Ulises Mejias is a Professor of Communication Studies and the director of the Institute for Global Engagement at SUNY Oswego whose research interests include critical internet studies, network theory and science, philosophy of technology, sociology of communication, and the political economy of digital media. His newest book, co-authored with Nick Couldry, is called The Costs of Connection: How Data is Colonizing Human Life and Appropriating it for Capitalism, available from Stanford University Press. Mr Mejias is also a co-founder of the Non-Aligned Technologies Movement and the network Tierra Común. 


Xiao Qiang is a Research Scientist at the School of Information, Berkeley, California and the Founder and Editor-in-Chief of China Digital Times, a bilingual Chinese news website. He became a full time human rights activist after the Tiananmen Massacre in 1989. Mr. Qiang teaches class on Digital Activism, and runs the Counter-Power Lab, an interdisciplinary group researching innovative technologies to expand the free flow of information in cyberspace. In 2015, Mr. Qiang has been named in the Foreign Policy magazine's Pacific Power Index list of "50 people shaping the future of the U.S.-China relationship." He was named on the list “for taking on China's Great Firewall of censorship." 
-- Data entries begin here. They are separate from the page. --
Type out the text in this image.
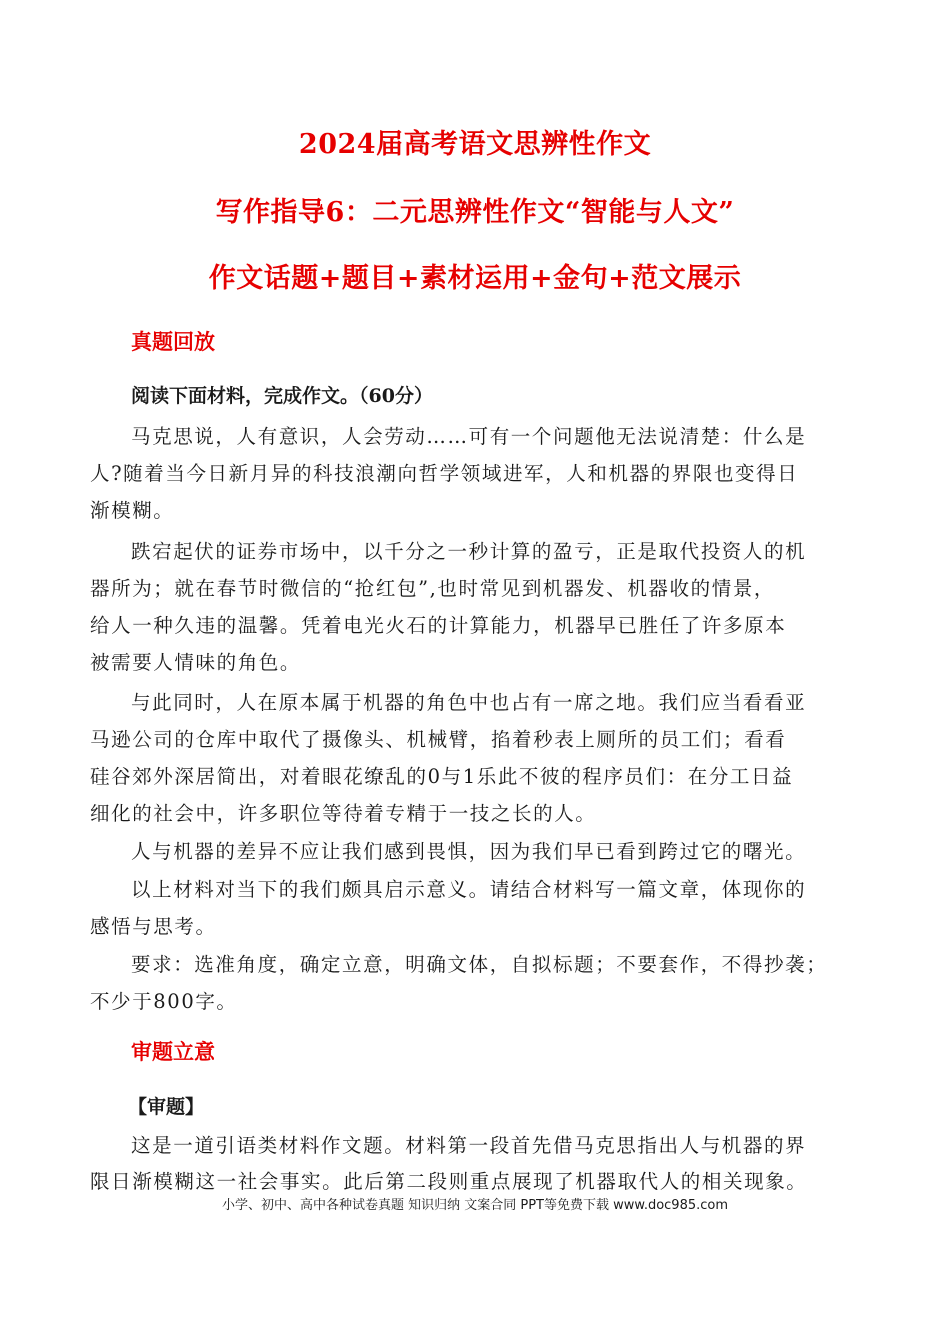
2024届高考语文思辨性作文
写作指导6：二元思辨性作文“智能与人文”
作文话题+题目+素材运用+金句+范文展示
真题回放
阅读下面材料，完成作文。（60分）
马克思说，人有意识，人会劳动……可有一个问题他无法说清楚：什么是
人?随着当今日新月异的科技浪潮向哲学领域进军，人和机器的界限也变得日
渐模糊。
跌宕起伏的证券市场中，以千分之一秒计算的盈亏，正是取代投资人的机
器所为；就在春节时微信的“抢红包”,也时常见到机器发、机器收的情景，
给人一种久违的温馨。凭着电光火石的计算能力，机器早已胜任了许多原本
被需要人情味的角色。
与此同时，人在原本属于机器的角色中也占有一席之地。我们应当看看亚
马逊公司的仓库中取代了摄像头、机械臂，掐着秒表上厕所的员工们；看看
硅谷郊外深居简出，对着眼花缭乱的0与1乐此不彼的程序员们：在分工日益
细化的社会中，许多职位等待着专精于一技之长的人。
人与机器的差异不应让我们感到畏惧，因为我们早已看到跨过它的曙光。
以上材料对当下的我们颇具启示意义。请结合材料写一篇文章，体现你的
感悟与思考。
要求：选准角度，确定立意，明确文体，自拟标题；不要套作，不得抄袭；
不少于800字。
审题立意
【审题】
这是一道引语类材料作文题。材料第一段首先借马克思指出人与机器的界
限日渐模糊这一社会事实。此后第二段则重点展现了机器取代人的相关现象。
小学、初中、高中各种试卷真题 知识归纳 文案合同 PPT等免费下载 www.doc985.com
Didi Kirsten Tatlow is a Senior fellow of the German Council on Foreign Relations (DGAP) Asia Program and a non-resident fellow at Sinopsis. Her work focuses on China, particularly its relations with Europe and technology transfer, as well as on China's relations with Hong Kong, Taiwan, and the Indo-Pacific. In 2019, she began a series, “China-in-Germany,” examining the influence and interference activities of the Communist Party of China in Germany. She has co-edited and co-authored a book, “China’s Quest for Foreign Technology: Beyond Espionage” (2021). 

This discussion was recorded on 13 July 2021.